President Biden’s 2023 Budget Rejects Marijuana Commercialization

(Alexandria, VA) – Sticking to campaign promises, President Biden’s new budget, released minutes ago, rejected marijuana commercialization in several major ways. It does not extend Justice Department protections to legal marijuana states, meaning federal resources can still be used to enforce marijuana laws. Additionally, the budget does not give the District of Columbia latitude to legalize marijuana sales outright, and the budget allocates significant funds toward dismantling marijuana traffickers on public lands. Finally, the budget sets aside more money for drug prevention than ever before, with a 37% increase from 2022. And funding for the Office of National Drug Control Policy (ONDCP) has been increased. The overall “drug budget” is up $3 billion from the 2022 enacted amount.
“Legalization advocates hoping for an ally in the President will be very disappointed,” said Dr. Kevin Sabet, a former Obama Administration senior advisor and President of Smart Approaches to Marijuana (SAM). “The budget released today does not extend protections for states violating federal laws around marijuana, nor does it give Washington, DC the authority to legalize, something many thought would happen because of the overall Democratic priority for DC autonomy in policy matters generally. We applaud President Biden, ONDCP Director Gupta, and all of the administration officials who pushed out the pot lobbyist influence.”
President Biden has long opposed the legalization of marijuana. While running for President he was one of the only candidates opposed to the idea. Data show voters do not place marijuana legalization as a high priority policy item.
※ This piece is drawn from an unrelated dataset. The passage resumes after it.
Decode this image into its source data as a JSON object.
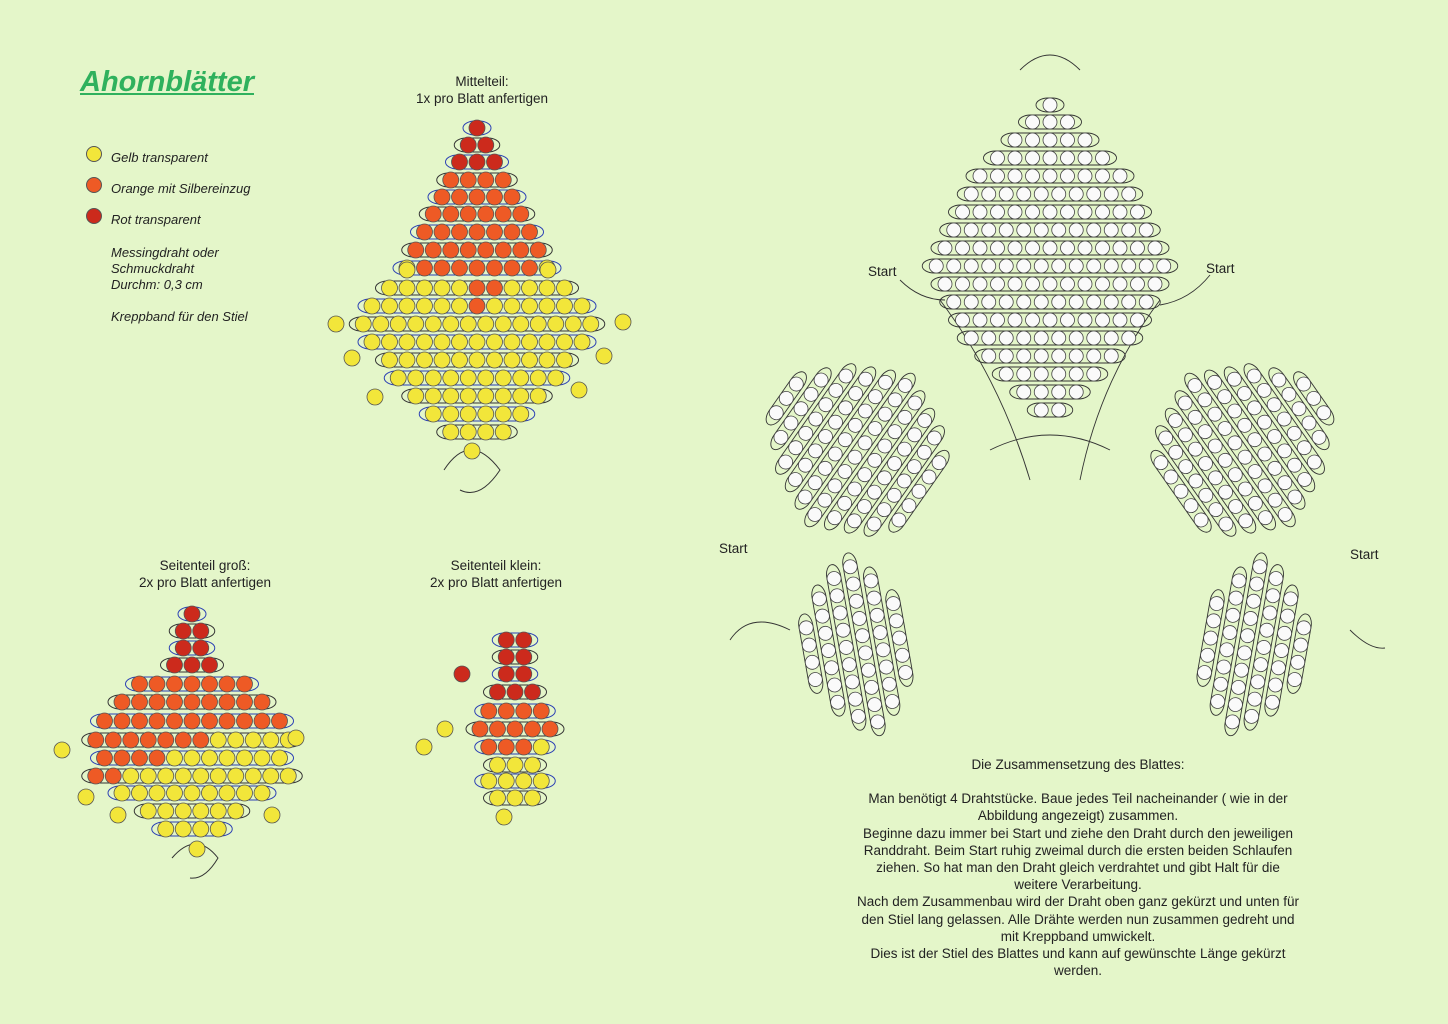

“The Administration should also be applauded for reasserting its commitment to the Office of National Drug Control Policy, a vital component in the Executive Office of the President. Through ONDCP’s leadership, prevention dollars are going up higher than ever before, and the Administration has dedicated itself to a balanced drug policy of supply and demand reduction. Though we are still calling for ONDCP’s re-elevation to cabinet status, these are all good signs.”